We're running VF (VFC) against the Piotroski 9-criteria scoring system to assess profitability, liquidity, and operating efficiency:

Criteria
Company has a positive net income?
1
Company has a positive cash flow?
0
Return on Assets (ROA) are growing?
0
Operating Cashflow are higher than Netincome?
0
Leverage is declining?
0
Current Ratio is growing?
1
Number of shares not diluted?
1
Cross Margin is growing?
0
Asset Turnover Ratio is growing?
0

The Piotroski F-Score is a metric that grades a company on its financial health using 9 criteria related to profitability, liquidity, and operational efficiency, with a maximum score of 9. VF Corporation (VFC) scored just 3 out of 9. 1. Profitability: VFC has a positive net income for 2023, scoring 1 point. However, it has a negative cash flow and declining return on assets, so no points were earned there, resulting in a mixed picture for profitability. 2. Liquidity: The company has shown increased leverage raising concern, but has also improved its current ratio and reduced the number of outstanding shares. This earns it 2 points in the liquidity section. 3. Efficiency: Both gross margin and asset turnover decreased, showcasing diminishing operational efficiency, thus earning no points in these parameters.
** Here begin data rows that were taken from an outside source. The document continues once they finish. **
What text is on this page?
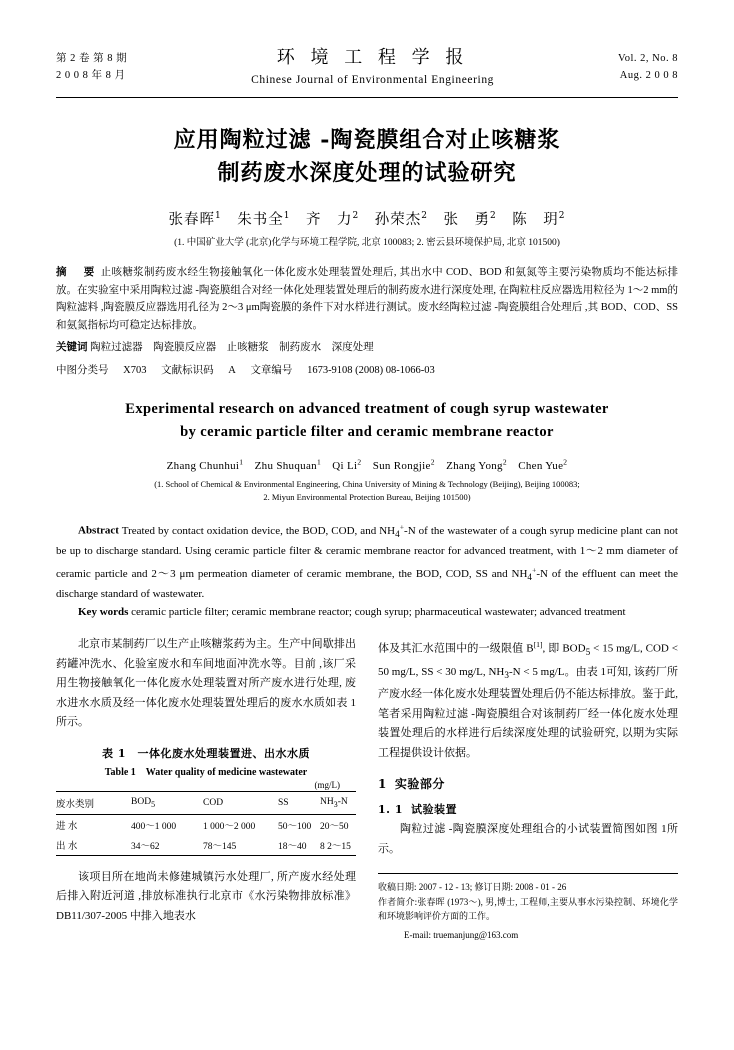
第 2 卷 第 8 期
2 0 0 8 年 8 月
环 境 工 程 学 报
Chinese Journal of Environmental Engineering
Vol. 2, No. 8
Aug. 2 0 0 8
应用陶粒过滤 -陶瓷膜组合对止咳糖浆
制药废水深度处理的试验研究
张春晖$^1$　朱书全$^1$　齐　力$^2$　孙荣杰$^2$　张　勇$^2$　陈　玥$^2$
(1. 中国矿业大学 (北京)化学与环境工程学院, 北京 100083; 2. 密云县环境保护局, 北京 101500)
摘　要 止咳糖浆制药废水经生物接触氧化一体化废水处理装置处理后, 其出水中 COD、BOD 和氨氮等主要污染物质均不能达标排放。在实验室中采用陶粒过滤 -陶瓷膜组合对经一体化处理装置处理后的制药废水进行深度处理, 在陶粒柱反应器选用粒径为 1～2 mm的陶粒滤料 ,陶瓷膜反应器选用孔径为 2～3 μm陶瓷膜的条件下对水样进行测试。废水经陶粒过滤 -陶瓷膜组合处理后 ,其 BOD、COD、SS和氨氮指标均可稳定达标排放。
关键词 陶粒过滤器　陶瓷膜反应器　止咳糖浆　制药废水　深度处理
中图分类号 X703 文献标识码 A 文章编号 1673-9108 (2008) 08-1066-03
Experimental research on advanced treatment of cough syrup wastewater
by ceramic particle filter and ceramic membrane reactor
Zhang Chunhui$^1$　Zhu Shuquan$^1$　Qi Li$^2$　Sun Rongjie$^2$　Zhang Yong$^2$　Chen Yue$^2$
(1. School of Chemical & Environmental Engineering, China University of Mining & Technology (Beijing), Beijing 100083;
2. Miyun Environmental Protection Bureau, Beijing 101500)

Abstract Treated by contact oxidation device, the BOD, COD, and $NH_4^+-N$ of the wastewater of a cough syrup medicine plant can not be up to discharge standard. Using ceramic particle filter & ceramic membrane reactor for advanced treatment, with 1～2 mm diameter of ceramic particle and 2～3 μm permeation diameter of ceramic membrane, the BOD, COD, SS and $NH_4^+-N$ of the effluent can meet the discharge standard of wastewater.

Key words ceramic particle filter; ceramic membrane reactor; cough syrup; pharmaceutical wastewater; advanced treatment

北京市某制药厂以生产止咳糖浆药为主。生产中间歇排出药罐冲洗水、化验室废水和车间地面冲洗水等。目前 ,该厂采用生物接触氧化一体化废水处理装置对所产废水进行处理, 废水进水水质及经一体化废水处理装置处理后的废水水质如表 1所示。

表 1　一体化废水处理装置进、出水水质
Table 1　Water quality of medicine wastewater
(mg/L)
废水类别	$BOD_5$	COD	SS	$NH_3-N$
进 水	400～1 000	1 000～2 000	50～100	20～50
出 水	34～62	78～145	18～40	8 2～15

该项目所在地尚未修建城镇污水处理厂, 所产废水经处理后排入附近河道 ,排放标准执行北京市《水污染物排放标准》DB11/307-2005 中排入地表水

体及其汇水范围中的一级限值 B[1], 即 $BOD_5 < 15$ mg/L, COD < 50 mg/L, SS < 30 mg/L, $NH_3-N < 5$ mg/L。由表 1可知, 该药厂所产废水经一体化废水处理装置处理后仍不能达标排放。鉴于此, 笔者采用陶粒过滤 -陶瓷膜组合对该制药厂经一体化废水处理装置处理后的水样进行后续深度处理的试验研究, 以期为实际工程提供设计依据。

1 实验部分
1. 1 试验装置

陶粒过滤 -陶瓷膜深度处理组合的小试装置简图如图 1所示。

收稿日期: 2007 - 12 - 13; 修订日期: 2008 - 01 - 26
作者简介:张春晖 (1973～), 男,博士, 工程师,主要从事水污染控制、环境化学和环境影响评价方面的工作。
E-mail: truemanjung@163.com
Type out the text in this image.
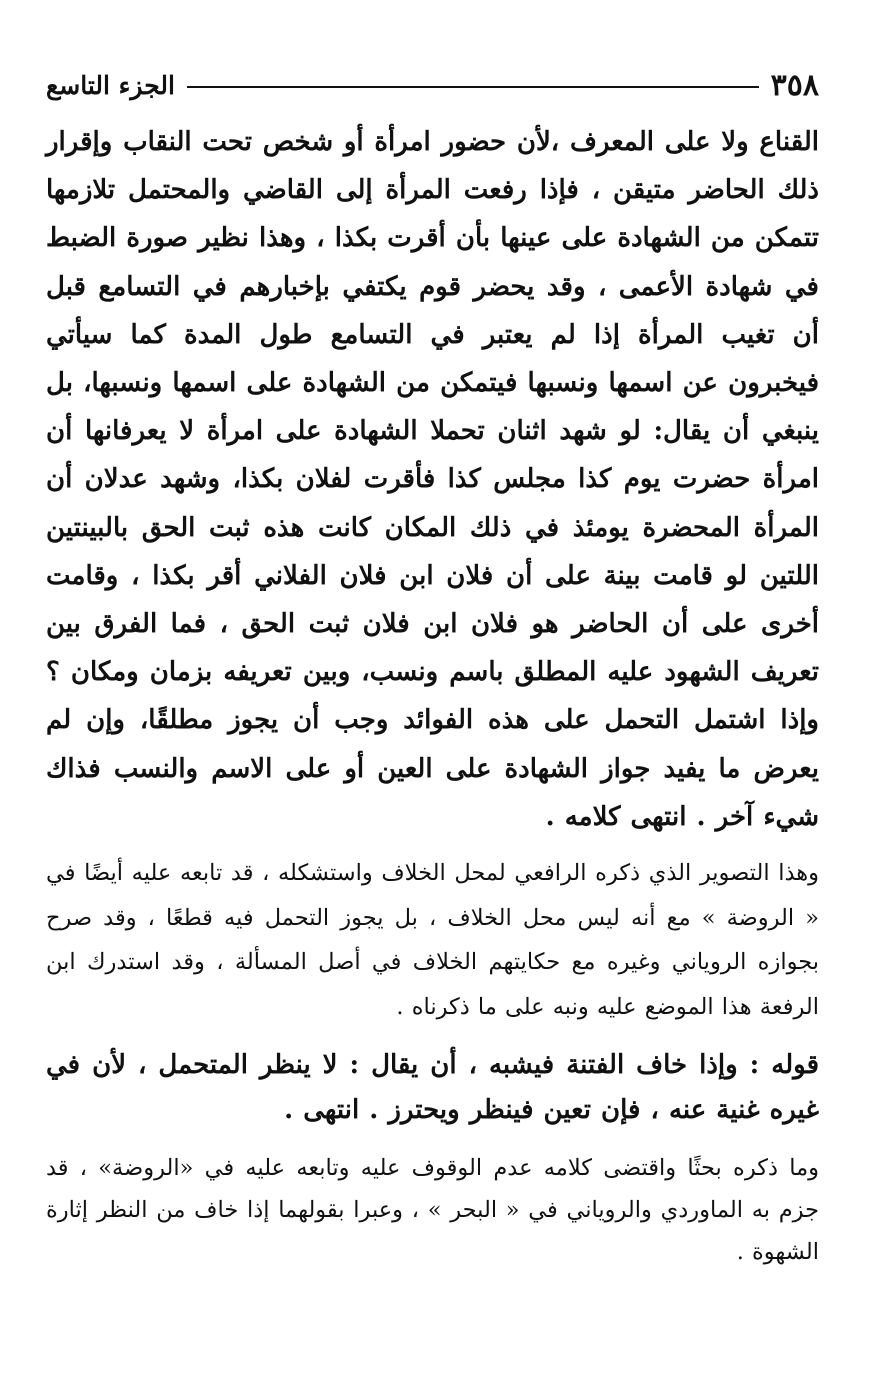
٣٥٨
الجزء التاسع

القناع ولا على المعرف ،لأن حضور امرأة أو شخص تحت النقاب وإقرار ذلك الحاضر متيقن ، فإذا رفعت المرأة إلى القاضي والمحتمل تلازمها تتمكن من الشهادة على عينها بأن أقرت بكذا ، وهذا نظير صورة الضبط في شهادة الأعمى ، وقد يحضر قوم يكتفي بإخبارهم في التسامع قبل أن تغيب المرأة إذا لم يعتبر في التسامع طول المدة كما سيأتي فيخبرون عن اسمها ونسبها فيتمكن من الشهادة على اسمها ونسبها، بل ينبغي أن يقال: لو شهد اثنان تحملا الشهادة على امرأة لا يعرفانها أن امرأة حضرت يوم كذا مجلس كذا فأقرت لفلان بكذا، وشهد عدلان أن المرأة المحضرة يومئذ في ذلك المكان كانت هذه ثبت الحق بالبينتين اللتين لو قامت بينة على أن فلان ابن فلان الفلاني أقر بكذا ، وقامت أخرى على أن الحاضر هو فلان ابن فلان ثبت الحق ، فما الفرق بين تعريف الشهود عليه المطلق باسم ونسب، وبين تعريفه بزمان ومكان ؟ وإذا اشتمل التحمل على هذه الفوائد وجب أن يجوز مطلقًا، وإن لم يعرض ما يفيد جواز الشهادة على العين أو على الاسم والنسب فذاك شيء آخر . انتهى كلامه .

وهذا التصوير الذي ذكره الرافعي لمحل الخلاف واستشكله ، قد تابعه عليه أيضًا في « الروضة » مع أنه ليس محل الخلاف ، بل يجوز التحمل فيه قطعًا ، وقد صرح بجوازه الروياني وغيره مع حكايتهم الخلاف في أصل المسألة ، وقد استدرك ابن الرفعة هذا الموضع عليه ونبه على ما ذكرناه .

قوله : وإذا خاف الفتنة فيشبه ، أن يقال : لا ينظر المتحمل ، لأن في غيره غنية عنه ، فإن تعين فينظر ويحترز . انتهى .

وما ذكره بحثًا واقتضى كلامه عدم الوقوف عليه وتابعه عليه في «الروضة» ، قد جزم به الماوردي والروياني في « البحر » ، وعبرا بقولهما إذا خاف من النظر إثارة الشهوة .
Insights for Value Investors Seeking Stable Income

Based on the current analysis, VF Corporation appears to be struggling with maintaining operational efficiency and cash flow despite its positive net income and improved liquidity ratios. It scored a total of 3 out of 9 on the Piotroski F-Score, which indicates it is a financially weak company at the moment. Potential investors may want to approach this stock with caution. It might be worth investigating further or considering other investment opportunities.

For those who are interested in delving deeper into the specifics, the subsequent section provides a comprehensive exploration of the criteria.

Profitability of VF (VFC)

Company has a positive net income?

Piotroski evaluates Net income to see if a company is profitable. A positive net income is a fundamental sign of financial health, adding credibility to the firm's operational efficiency and earning capability.

Historical Net Income of VF (VFC)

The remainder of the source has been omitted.